Examples of One Health co-operation in COVID-19 diagnostics: The Swedish National Veterinary Institute (SVA) analyses health care samples for SARS-CoV-2
Our world faces the COVID-19 global pandemic, and many One Health EJP consortium partners have key roles in managing the situation at national level across Europe.
For example, FAO has recognised that enormous processivity is needed for the diagnostic capacity required, and OIE has provided guidance for how veterinary laboratories can provide support. Veterinary laboratories have an extraordinary experience in the diagnosis of infectious diseases also in emergency situations and can therefore be tremendously supportive in this. In this series of ‘Examples of One Health co-operation in COVID-19 diagnostics’, we highlight how One Health co-operation has been established across Europe.
The Swedish National Veterinary Institute (SVA) has, in collaboration with two of Sweden’s county councils, started to analyse samples from the health care system for SARS-CoV-2.
“We aim to support Swedish health care as much as we can”, says Ann Lindberg, the Director General of SVA.
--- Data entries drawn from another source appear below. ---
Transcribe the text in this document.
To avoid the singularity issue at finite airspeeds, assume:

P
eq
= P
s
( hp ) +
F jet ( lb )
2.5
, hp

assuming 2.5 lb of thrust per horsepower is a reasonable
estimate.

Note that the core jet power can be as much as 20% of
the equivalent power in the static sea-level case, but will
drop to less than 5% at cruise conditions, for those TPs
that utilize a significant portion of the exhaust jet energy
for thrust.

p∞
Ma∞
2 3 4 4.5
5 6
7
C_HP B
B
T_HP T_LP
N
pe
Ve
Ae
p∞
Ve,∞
SVA is the largest veterinary laboratory in Sweden. The institute analyses over 400.000 diagnostic samples yearly, including several types of coronaviruses associated with animal disease. The work at the department of microbiology includes routine diagnostics in animal health care and surveillance, allowing large numbers of samples to be processed and analysed.
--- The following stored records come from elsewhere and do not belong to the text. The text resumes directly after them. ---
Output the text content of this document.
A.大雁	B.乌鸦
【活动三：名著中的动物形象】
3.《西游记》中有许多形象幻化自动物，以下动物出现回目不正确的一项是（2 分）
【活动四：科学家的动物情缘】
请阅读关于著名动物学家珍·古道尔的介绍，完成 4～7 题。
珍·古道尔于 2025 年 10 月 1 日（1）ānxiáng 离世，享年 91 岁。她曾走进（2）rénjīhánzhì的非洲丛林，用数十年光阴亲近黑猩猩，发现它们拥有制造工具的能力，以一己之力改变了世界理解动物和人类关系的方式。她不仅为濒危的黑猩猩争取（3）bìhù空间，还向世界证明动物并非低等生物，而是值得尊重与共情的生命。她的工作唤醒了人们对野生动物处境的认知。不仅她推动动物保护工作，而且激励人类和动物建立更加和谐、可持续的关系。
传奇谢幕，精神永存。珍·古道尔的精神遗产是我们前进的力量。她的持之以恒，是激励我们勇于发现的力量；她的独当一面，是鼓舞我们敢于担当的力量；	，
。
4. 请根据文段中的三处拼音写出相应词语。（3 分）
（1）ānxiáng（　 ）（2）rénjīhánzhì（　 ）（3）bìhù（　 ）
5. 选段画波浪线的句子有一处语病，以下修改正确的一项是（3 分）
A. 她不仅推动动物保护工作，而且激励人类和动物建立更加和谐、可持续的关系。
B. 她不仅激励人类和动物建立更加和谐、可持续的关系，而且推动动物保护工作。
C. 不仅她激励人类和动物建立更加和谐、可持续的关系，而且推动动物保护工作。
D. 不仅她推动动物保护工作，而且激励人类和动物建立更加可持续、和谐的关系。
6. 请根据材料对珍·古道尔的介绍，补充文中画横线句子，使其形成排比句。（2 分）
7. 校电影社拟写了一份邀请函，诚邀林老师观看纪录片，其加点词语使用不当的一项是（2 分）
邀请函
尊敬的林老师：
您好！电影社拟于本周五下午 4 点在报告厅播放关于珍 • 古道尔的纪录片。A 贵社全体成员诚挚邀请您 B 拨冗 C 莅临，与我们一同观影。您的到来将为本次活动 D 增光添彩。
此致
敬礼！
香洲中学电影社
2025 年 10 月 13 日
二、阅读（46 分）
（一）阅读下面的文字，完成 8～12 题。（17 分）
“The capacity at SVA regarding personnel, equipment and facilities is high and so is our competence, also from an international perspective” says Henrik Ericsson, Head of Department of Microbiology at SVA. By providing this service for Swedish healthcare, we will substantially contribute to an improved capacity of testing for SARS-CoV-2.
A collaboration agreement has now been established between SVA and two of the county councils. Samples are transported to SVA and analysed for SARS-CoV-2.
SVA provides expertise in zoonoses and has a well-established and close collaboration with the Public Health Agency of Sweden.
“As an authority with a civil contingency function, SVA is part of the national preparedness for disruptions in the society. Naturally, we offer our knowledge and resources in the current situation” says Ann Lindberg, Director General.
The COVID-19 pandemic is not primarily an animal health issue, but the continuous preparedness at SVA regarding severe transmissible diseases in animals allows for a rapid increase of capacity in response to crises.